Ähnliches passierte 2009 in Berlin, als eine Serie von Brandanschlägen die Behörden dazu veranlasste, fast den kompletten Bezirk Friedrichshain unter Generalverdacht zu stellen, um die mutmaßlichen Brandstifter zu erwischen—ohne Erfolg.
 
Und obwohl sämtliche Abhörmethoden und Datensammelaktionen hier ganz gerne mal mit der Prämisse: „Das wird nur gemacht, um uns alle vor Terrorismus und schwerster Kriminalität zu schützen“, verteidigt werden, sieht die Realität meist anders aus. Die Liste der Verbrechen, die so eine Komplettüberwachung rechtfertigen, ist so lang wie ermüdend zu lesen.
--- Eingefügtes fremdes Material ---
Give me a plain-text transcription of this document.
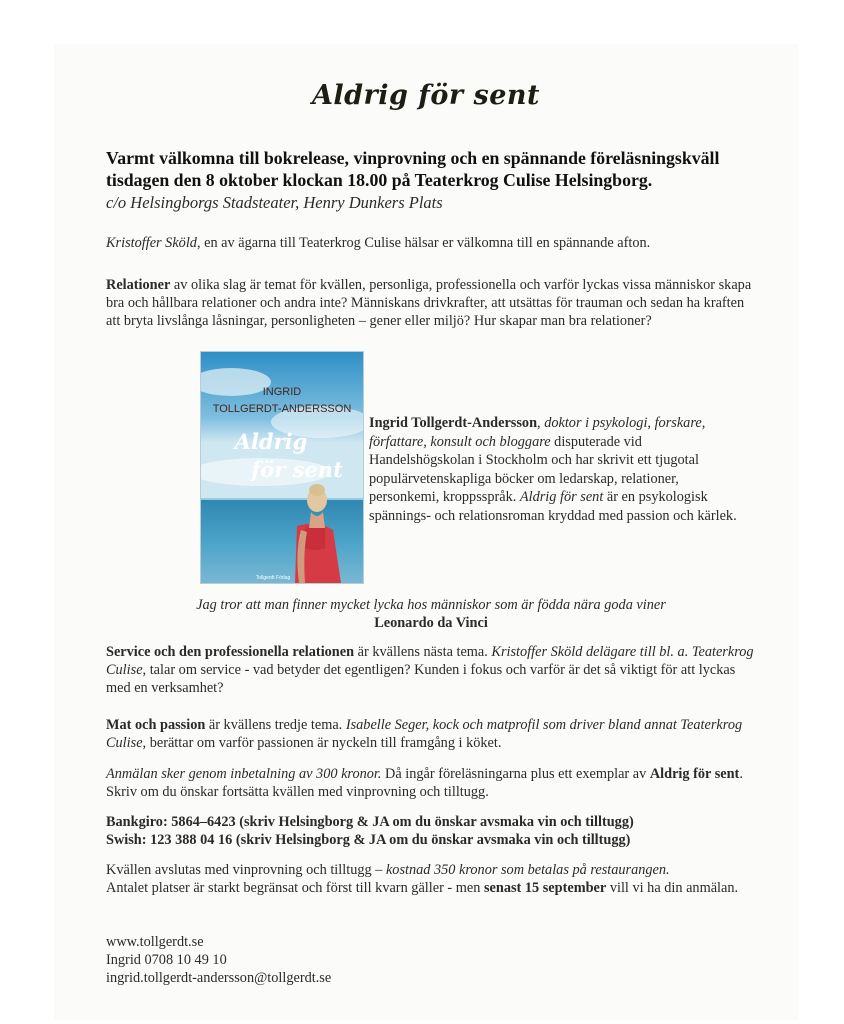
Aldrig för sent
Varmt välkomna till bokrelease, vinprovning och en spännande föreläsningskväll
tisdagen den 8 oktober klockan 18.00 på Teaterkrog Culise Helsingborg.
c/o Helsingborgs Stadsteater, Henry Dunkers Plats

Kristoffer Sköld, en av ägarna till Teaterkrog Culise hälsar er välkomna till en spännande afton.

Relationer av olika slag är temat för kvällen, personliga, professionella och varför lyckas vissa människor skapa bra och hållbara relationer och andra inte? Människans drivkrafter, att utsättas för trauman och sedan ha kraften att bryta livslånga låsningar, personligheten – gener eller miljö? Hur skapar man bra relationer?

INGRID
TOLLGERDT-ANDERSSON
Aldrig
för sent
Tollgerdt Förlag

Ingrid Tollgerdt-Andersson, doktor i psykologi, forskare, författare, konsult och bloggare disputerade vid Handelshögskolan i Stockholm och har skrivit ett tjugotal populärvetenskapliga böcker om ledarskap, relationer, personkemi, kroppsspråk. Aldrig för sent är en psykologisk spännings- och relationsroman kryddad med passion och kärlek.

Jag tror att man finner mycket lycka hos människor som är födda nära goda viner
Leonardo da Vinci

Service och den professionella relationen är kvällens nästa tema. Kristoffer Sköld delägare till bl. a. Teaterkrog Culise, talar om service - vad betyder det egentligen? Kunden i fokus och varför är det så viktigt för att lyckas med en verksamhet?

Mat och passion är kvällens tredje tema. Isabelle Seger, kock och matprofil som driver bland annat Teaterkrog Culise, berättar om varför passionen är nyckeln till framgång i köket.

Anmälan sker genom inbetalning av 300 kronor. Då ingår föreläsningarna plus ett exemplar av Aldrig för sent.
Skriv om du önskar fortsätta kvällen med vinprovning och tilltugg.
Bankgiro: 5864–6423 (skriv Helsingborg & JA om du önskar avsmaka vin och tilltugg)
Swish: 123 388 04 16 (skriv Helsingborg & JA om du önskar avsmaka vin och tilltugg)

Kvällen avslutas med vinprovning och tilltugg – kostnad 350 kronor som betalas på restaurangen.
Antalet platser är starkt begränsat och först till kvarn gäller - men senast 15 september vill vi ha din anmälan.

www.tollgerdt.se
Ingrid 0708 10 49 10
ingrid.tollgerdt-andersson@tollgerdt.se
Dennoch hätte die Funkzellenabfrage in einigen Fällen überhaupt nicht beantragt, geschweige denn durchgeführt werden dürfen, zum Beispiel bei Trickbetrügereien, einem Handtaschenraub oder Einbrüchen. Von einer wirklichen Gefahr für die Allgemeinheit kann hier nicht mehr wirklich die Rede sein.
 
Auch für Alexander Morlang, Mitglied der Piratenpartei in Berlin, existiert keinerlei Verhältnismäßigkeit mehr bei solchen Methoden—auch nicht bei der übertriebenen Erfassung Unschuldiger. Seiner Meinung nach genügt es in einer Metropole wie Berlin schon in kurzer Zeit drei mal am falschen Ort zu, um in den Kreis der vermeintlichen Verdächtigen zu geraten. „Unschuldig bis die Schuld bewiesen ist“ scheint unter diesen Umständen genau so zur Vergangenheit zu gehören wie die Illusion, in der Anonymität der großen Stadt abtauchen zu können.

 
Schon im letzten Jahr wies Dr. Alexander Dix, Landesbeauftragter für Datenschutz, daraufhin, dass es sich bei der Funkzellenabfrage um einen besonders schweren Eingriff in das Fernmeldegesetz handele, weil eine riesige Menge Unbeteiligter ins Visier gerät, ohne darüber informiert zu werden.
 
Auch kam er zu der traurigen Einsicht, dass die Überwachung des Telefonverkehrs „offensichtlich zum alltäglichen Ermittlungsinstrument geworden ist, das routinemäßig und ohne hinreichende Beachtung der gesetzlichen Vorgaben eingesetzt wird.“ Dass jeder Überwachte im späteren Verlauf nicht benachrichtigt wurde, wie es das Gesetz eigentlich eindeutig vorschreibt, oder dass die Daten auch nach den Ermittlungen in vielen Fällen nicht gelöscht werden, sind dabei nur die Kirschen auf dem Eisbecher der Volksüberwachung—den wir uns wohl gezwungenermaßen schmecken lassen müssen.
 
Aber was kann man überhaupt dagegen tun? Nicht viel, meint Juliane Heinrich. Ihrer Meinung nach sollte viel mehr die Bundesrepublik Deutschland in der Pflicht stehen, den Bürger zu schützen. So sollte es hohe Anforderungen an die Ermittlungen und viel konkretere Vorgaben geben, wann solche Überwachungsmethoden überhaupt eingesetzt werden dürfen.
 
Bisher ist das nicht der Fall; und das große Problem solcher Methoden bleibt trotz solcher—absolut nachvollziehbarer—Forderungen bestehen: Die Grund- und Freiheitsrechte der Menschen werden nach und nach beschnitten und ausgehöhlt. Und wenn man diese Daten erst mal zur Hand hat, warum sie dann nicht auch gleich nutzen? Denn eines ist klar: Mit fortschreitender technischer Entwicklung der Kommunikation erweitern sich auch die Möglichkeiten, diese Technik zu überwachen.